Nonstabilizerness Enhances Thrifty Shadow Estimation

TL;DR

This paper demonstrates that thrifty shadow estimation is effective with 2-design unitaries, and reveals how nonstabilizerness reduces variance, providing new insights and practical methods for quantum state fidelity estimation in NISQ devices.

Contribution

It establishes the effectiveness of thrifty shadow estimation with 2-designs and links nonstabilizerness to variance reduction, introducing a simple circuit for NISQ-era applications.

Findings

Thrifty shadow estimation is effective on average with 2-design unitaries.

Variance inversely correlates with nonstabilizerness of states and observables.
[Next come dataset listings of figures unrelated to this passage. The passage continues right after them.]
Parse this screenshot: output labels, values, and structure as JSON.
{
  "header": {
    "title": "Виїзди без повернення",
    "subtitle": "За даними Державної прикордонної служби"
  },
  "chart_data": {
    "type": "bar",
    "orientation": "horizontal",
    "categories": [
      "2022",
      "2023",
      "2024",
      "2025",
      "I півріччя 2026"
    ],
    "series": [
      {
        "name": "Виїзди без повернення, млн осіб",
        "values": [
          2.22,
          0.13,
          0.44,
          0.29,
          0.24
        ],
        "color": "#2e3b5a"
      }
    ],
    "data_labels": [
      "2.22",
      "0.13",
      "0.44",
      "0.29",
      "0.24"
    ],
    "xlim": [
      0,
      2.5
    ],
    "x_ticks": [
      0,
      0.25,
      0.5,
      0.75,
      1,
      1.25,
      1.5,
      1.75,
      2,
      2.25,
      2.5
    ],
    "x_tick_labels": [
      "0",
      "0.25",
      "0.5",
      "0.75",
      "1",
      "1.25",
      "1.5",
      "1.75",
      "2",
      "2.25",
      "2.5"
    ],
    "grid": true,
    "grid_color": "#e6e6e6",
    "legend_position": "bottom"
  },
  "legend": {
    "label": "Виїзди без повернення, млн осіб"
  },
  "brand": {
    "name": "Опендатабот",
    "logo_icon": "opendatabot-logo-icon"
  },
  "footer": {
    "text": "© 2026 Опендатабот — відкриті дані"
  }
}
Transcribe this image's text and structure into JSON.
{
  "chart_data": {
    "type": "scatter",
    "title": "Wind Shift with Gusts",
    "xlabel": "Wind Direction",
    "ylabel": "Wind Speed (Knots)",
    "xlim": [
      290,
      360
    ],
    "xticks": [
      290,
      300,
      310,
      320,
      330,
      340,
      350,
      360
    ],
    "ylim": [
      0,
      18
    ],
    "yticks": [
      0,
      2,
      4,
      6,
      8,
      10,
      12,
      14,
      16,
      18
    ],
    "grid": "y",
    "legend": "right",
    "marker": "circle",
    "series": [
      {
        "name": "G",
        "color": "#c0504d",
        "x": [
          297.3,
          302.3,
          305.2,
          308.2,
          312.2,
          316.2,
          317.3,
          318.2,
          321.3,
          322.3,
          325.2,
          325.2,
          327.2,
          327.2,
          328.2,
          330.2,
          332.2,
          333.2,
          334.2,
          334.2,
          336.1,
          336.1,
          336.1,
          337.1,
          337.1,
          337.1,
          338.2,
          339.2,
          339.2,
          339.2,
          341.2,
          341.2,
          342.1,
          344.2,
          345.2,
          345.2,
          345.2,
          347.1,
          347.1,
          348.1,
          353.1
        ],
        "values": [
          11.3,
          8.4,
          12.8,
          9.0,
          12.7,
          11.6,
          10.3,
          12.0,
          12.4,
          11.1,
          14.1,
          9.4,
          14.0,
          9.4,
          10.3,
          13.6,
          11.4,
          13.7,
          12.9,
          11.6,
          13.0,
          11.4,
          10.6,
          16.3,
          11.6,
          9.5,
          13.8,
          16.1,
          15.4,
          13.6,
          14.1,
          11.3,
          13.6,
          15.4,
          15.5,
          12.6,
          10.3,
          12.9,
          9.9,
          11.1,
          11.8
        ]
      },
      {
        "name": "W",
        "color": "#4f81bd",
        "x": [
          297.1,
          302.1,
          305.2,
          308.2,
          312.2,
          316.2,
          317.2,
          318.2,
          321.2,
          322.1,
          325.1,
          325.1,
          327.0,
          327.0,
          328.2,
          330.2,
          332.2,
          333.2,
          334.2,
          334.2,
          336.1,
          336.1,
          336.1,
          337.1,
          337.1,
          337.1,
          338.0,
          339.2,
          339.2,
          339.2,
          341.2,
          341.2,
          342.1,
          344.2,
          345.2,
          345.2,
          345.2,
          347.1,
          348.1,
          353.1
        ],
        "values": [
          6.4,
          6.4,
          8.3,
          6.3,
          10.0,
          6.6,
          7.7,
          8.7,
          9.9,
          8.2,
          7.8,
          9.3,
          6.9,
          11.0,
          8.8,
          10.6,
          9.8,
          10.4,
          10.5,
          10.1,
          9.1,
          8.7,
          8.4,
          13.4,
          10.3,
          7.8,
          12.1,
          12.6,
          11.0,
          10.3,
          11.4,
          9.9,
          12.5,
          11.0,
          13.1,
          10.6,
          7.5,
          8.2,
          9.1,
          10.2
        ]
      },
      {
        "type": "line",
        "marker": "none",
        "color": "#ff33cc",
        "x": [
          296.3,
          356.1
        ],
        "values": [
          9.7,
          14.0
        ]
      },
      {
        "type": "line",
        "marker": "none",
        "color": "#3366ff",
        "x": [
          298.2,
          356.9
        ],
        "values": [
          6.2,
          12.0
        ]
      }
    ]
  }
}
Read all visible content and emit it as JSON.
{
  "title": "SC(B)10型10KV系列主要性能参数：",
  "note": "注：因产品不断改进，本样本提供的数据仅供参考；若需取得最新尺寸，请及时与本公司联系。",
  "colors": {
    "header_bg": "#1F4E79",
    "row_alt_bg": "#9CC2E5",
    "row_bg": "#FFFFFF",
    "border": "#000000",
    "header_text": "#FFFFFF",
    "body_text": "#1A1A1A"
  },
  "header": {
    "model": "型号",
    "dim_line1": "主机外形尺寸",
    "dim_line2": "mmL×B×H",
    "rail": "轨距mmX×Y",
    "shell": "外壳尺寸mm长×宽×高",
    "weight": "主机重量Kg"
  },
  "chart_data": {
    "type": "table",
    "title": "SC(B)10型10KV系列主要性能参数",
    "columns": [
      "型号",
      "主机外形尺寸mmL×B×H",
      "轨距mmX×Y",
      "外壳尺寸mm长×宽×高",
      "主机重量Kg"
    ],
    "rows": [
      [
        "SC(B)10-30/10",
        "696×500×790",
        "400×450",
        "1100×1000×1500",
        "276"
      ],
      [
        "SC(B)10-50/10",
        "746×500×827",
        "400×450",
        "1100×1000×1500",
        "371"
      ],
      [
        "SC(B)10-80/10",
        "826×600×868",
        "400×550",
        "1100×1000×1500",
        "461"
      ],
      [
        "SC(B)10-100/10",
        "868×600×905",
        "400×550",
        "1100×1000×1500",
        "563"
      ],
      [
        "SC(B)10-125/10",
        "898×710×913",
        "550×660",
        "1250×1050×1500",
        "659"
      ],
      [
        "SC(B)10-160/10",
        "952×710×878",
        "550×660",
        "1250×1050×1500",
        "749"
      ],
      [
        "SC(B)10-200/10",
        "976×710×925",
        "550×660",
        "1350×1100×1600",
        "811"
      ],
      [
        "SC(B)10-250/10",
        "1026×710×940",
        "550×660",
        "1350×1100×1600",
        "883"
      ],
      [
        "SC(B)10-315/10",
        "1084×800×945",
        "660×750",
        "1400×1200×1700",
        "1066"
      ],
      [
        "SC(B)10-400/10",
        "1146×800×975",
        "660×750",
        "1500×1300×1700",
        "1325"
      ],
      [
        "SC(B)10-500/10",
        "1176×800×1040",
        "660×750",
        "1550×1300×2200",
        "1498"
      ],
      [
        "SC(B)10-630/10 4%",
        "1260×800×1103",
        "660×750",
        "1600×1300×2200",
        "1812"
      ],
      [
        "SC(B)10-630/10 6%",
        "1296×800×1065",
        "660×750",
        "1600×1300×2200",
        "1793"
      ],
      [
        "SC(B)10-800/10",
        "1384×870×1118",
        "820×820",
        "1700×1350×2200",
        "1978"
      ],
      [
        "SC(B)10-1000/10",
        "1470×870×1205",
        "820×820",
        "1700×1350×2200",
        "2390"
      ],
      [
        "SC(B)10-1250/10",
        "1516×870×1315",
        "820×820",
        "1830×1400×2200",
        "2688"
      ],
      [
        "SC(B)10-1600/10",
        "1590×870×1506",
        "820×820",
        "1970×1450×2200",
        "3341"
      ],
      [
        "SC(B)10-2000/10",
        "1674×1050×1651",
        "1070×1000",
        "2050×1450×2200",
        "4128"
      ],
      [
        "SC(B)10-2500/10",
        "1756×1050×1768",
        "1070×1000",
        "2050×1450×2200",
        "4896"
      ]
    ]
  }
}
Fidelity estimation variance decreases exponentially with stabilizer 2-Rényi entropy.

Abstract

Shadow estimation is a powerful approach for estimating the expectation values of many observables. Thrifty shadow estimation is a simple variant that is proposed to reduce the experimental overhead by reusing random circuits repeatedly. Although this idea is so simple, its performance is quite elusive. In this work we show that thrifty shadow estimation is effective on average whenever the unitary ensemble forms a 2-design, in sharp contrast with the previous expectation. In thrifty shadow estimation based on the Clifford group, the variance is inversely correlated with the degree of nonstabilizerness of the state and observable, which is a key resource in quantum information processing. For fidelity estimation, it decreases exponentially with the stabilizer 2-R\'{e}nyi entropy of the target state, which endows the stabilizer 2-R\'{e}nyi entropy with a clear operational meaning. In addition,we propose a simple circuit to enhance the efficiency, which requires only one layer of $T$ gates and is particularly appealing in the NISQ era.